The newspaper traces its roots to The Press, which began publishing in 1878, and The Daily Enterprise, which started publishing in 1885. The two papers were merged into one company in 1931, but the company did not begin publishing a daily morning paper named The Press-Enterprise until 1983. A. H. Belo acquired the company in 1998. In October 2013, A.H. Belo announced that it had reached an agreement to sell The Press-Enterprise's assets to Freedom Communications, parent company of the Orange County Register, for $27 million; after some delays, the transaction closed in late November. Freedom declared bankruptcy in 2015, the Register and the Press-Enterprise were sold in a bankruptcy auction to Digital First Media in March 2016.
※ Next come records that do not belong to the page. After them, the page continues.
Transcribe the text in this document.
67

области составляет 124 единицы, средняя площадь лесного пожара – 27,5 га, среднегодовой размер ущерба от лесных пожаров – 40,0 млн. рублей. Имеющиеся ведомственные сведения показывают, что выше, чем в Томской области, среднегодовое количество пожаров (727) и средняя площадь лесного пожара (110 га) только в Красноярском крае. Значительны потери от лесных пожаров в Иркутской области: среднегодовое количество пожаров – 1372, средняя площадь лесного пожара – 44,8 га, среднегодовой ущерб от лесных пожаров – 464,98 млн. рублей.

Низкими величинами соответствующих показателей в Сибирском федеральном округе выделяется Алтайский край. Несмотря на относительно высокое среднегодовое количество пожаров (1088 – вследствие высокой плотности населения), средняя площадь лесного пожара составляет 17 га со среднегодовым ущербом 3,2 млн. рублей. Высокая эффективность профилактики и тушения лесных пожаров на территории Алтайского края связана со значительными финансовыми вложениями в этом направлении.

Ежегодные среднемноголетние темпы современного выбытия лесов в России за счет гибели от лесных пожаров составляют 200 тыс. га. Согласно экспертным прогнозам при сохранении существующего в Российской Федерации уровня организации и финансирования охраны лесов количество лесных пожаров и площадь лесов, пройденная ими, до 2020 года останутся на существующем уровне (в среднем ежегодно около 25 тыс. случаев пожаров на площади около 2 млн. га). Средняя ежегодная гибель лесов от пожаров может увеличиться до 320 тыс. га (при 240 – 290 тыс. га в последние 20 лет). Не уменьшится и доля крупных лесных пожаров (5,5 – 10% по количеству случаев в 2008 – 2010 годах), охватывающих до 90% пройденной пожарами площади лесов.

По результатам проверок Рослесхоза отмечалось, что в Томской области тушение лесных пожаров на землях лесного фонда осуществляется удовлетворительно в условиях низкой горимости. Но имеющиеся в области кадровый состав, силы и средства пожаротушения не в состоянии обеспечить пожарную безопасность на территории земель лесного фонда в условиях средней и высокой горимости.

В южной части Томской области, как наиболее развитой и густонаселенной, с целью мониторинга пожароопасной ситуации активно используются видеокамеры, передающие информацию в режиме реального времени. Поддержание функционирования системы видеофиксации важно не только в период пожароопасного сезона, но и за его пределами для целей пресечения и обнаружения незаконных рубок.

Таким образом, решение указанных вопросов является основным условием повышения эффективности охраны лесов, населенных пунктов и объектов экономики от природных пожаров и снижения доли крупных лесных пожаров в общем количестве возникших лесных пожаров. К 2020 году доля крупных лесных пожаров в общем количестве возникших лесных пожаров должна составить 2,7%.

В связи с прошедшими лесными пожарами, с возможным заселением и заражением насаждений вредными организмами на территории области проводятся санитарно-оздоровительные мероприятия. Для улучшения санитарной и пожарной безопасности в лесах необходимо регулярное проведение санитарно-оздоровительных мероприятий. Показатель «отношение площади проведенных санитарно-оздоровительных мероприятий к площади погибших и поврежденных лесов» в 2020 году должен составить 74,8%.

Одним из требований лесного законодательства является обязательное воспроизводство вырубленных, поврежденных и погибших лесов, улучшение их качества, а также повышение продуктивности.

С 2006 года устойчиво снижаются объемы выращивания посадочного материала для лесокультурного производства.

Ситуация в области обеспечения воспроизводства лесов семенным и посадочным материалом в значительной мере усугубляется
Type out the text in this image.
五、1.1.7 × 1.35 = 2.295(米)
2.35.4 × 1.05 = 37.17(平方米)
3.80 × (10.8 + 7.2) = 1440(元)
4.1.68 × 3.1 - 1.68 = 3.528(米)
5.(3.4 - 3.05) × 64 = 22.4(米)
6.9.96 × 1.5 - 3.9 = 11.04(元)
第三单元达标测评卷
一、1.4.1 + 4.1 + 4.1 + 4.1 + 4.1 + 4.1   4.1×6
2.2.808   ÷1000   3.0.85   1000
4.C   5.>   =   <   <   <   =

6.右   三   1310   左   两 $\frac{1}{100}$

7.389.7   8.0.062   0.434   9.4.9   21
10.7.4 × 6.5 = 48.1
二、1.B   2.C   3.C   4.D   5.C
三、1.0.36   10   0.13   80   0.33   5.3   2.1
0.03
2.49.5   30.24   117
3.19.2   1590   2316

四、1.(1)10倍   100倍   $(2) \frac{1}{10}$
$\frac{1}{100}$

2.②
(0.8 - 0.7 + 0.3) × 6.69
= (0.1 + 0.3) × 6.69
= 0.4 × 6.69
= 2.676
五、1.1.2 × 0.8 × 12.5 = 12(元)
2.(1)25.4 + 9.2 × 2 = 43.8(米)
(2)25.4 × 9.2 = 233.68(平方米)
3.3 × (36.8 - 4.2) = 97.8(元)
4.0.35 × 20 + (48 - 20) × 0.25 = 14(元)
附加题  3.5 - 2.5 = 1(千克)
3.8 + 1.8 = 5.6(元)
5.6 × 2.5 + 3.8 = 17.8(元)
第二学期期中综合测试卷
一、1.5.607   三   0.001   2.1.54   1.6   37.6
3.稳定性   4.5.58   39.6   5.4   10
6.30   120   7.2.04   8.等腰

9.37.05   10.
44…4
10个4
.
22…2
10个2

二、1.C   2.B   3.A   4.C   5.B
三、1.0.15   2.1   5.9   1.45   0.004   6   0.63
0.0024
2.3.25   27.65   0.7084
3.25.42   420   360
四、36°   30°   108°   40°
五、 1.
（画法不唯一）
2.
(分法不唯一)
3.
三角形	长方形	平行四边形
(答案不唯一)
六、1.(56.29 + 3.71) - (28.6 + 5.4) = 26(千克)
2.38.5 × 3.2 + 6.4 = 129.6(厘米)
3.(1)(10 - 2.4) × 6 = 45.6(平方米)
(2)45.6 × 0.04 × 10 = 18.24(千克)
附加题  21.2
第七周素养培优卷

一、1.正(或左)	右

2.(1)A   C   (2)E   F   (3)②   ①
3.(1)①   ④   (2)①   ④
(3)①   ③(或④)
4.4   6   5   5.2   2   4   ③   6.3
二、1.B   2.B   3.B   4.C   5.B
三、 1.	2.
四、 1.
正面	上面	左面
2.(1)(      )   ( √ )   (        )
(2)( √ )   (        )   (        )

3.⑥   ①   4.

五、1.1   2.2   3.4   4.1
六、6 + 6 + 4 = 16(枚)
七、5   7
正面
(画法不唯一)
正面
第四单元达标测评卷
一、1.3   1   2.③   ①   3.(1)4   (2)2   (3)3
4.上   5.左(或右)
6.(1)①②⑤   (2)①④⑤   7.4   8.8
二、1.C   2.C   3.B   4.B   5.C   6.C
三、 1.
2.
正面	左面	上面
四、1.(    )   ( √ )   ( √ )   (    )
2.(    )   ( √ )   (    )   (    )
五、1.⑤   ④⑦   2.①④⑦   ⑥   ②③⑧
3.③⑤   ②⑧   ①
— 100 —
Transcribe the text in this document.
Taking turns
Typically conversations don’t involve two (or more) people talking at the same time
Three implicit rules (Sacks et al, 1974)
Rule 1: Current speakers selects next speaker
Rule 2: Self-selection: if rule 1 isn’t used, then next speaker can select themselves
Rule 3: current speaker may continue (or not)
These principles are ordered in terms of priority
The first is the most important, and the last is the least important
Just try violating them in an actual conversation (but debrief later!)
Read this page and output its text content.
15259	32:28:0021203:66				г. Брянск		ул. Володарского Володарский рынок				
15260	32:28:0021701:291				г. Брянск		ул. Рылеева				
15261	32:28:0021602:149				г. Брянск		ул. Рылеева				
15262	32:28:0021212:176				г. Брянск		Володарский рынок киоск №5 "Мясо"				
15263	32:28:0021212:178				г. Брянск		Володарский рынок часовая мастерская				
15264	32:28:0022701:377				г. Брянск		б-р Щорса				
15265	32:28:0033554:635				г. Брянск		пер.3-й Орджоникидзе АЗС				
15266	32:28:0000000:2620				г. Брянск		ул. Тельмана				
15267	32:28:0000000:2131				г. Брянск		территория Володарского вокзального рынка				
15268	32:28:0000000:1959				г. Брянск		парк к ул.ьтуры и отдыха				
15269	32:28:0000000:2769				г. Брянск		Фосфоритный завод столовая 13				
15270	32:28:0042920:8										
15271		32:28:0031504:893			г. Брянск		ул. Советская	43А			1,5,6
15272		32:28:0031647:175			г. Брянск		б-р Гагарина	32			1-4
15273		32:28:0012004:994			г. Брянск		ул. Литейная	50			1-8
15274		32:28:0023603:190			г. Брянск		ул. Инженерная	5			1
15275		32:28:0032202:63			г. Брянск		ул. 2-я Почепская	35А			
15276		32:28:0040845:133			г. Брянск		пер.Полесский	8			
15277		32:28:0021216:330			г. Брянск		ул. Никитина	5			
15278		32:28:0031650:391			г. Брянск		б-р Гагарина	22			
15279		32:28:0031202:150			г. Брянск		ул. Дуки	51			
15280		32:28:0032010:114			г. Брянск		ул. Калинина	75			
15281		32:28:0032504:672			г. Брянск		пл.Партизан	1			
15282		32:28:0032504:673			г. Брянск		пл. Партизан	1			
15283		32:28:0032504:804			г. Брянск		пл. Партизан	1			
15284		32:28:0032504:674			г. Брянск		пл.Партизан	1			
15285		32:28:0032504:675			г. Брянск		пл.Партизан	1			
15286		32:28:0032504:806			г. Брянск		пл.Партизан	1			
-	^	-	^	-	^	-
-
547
The Press-Enterprise'''s local competitors are the San Bernardino Sun and the Inland Valley Daily Bulletin, along with sharing some of its western circulation areas with the Orange County Register and The Californian (of Temecula) in the southwest area.

History
The Riverside Press was first published on June 29, 1878, by James Roe, a druggist and teacher.  In 1880 Roe sold the newspaper to Luther M. Holt, who, for several years, published the paper under the name the Riverside Press and Horticulturist.  In 1886 Holt began issuing the paper daily.The Riverside Daily Enterprise was first published in 1885 by David F. Sarber, and became a county paper in 1896 when it absorbed the Perris Valley Record and the Moreno Valley Indicator.  The paper was published somewhat sporadically through 1911 by various owners, and under various names, including; Riverside Weekly Enterprise, Riverside Semi-weekly Enterprise, Weekly Enterprise, and the Morning Mission.  In 1912, The Enterprise was sold to the owners of the San Bernardino Sun.

In 1931 The Press purchased The Enterprise from the San Bernardino Sun.  The newly combined company issued The Enterprise in the morning, and The Press in the evenings.  In 1954 the Riverside Press changed its company name to the Press-Enterprise Company, and in 1955 the two papers began printing a joint Sunday edition called the Sunday Press-Enterprise.  Due to market conditions, the two papers were combined into one morning paper, The Press-Enterprise, in 1983.

The Dallas-based A.H. Belo Corporation purchased The Press-Enterprise Company from the Hays family through multiple acquisitions in 1997 and 1998.
Enterprise Media was formed in 2010 and released a B2B website, enterprisemedia.co.

In 2013, The Press-Enterprise was sold to Freedom Communications for $27 million.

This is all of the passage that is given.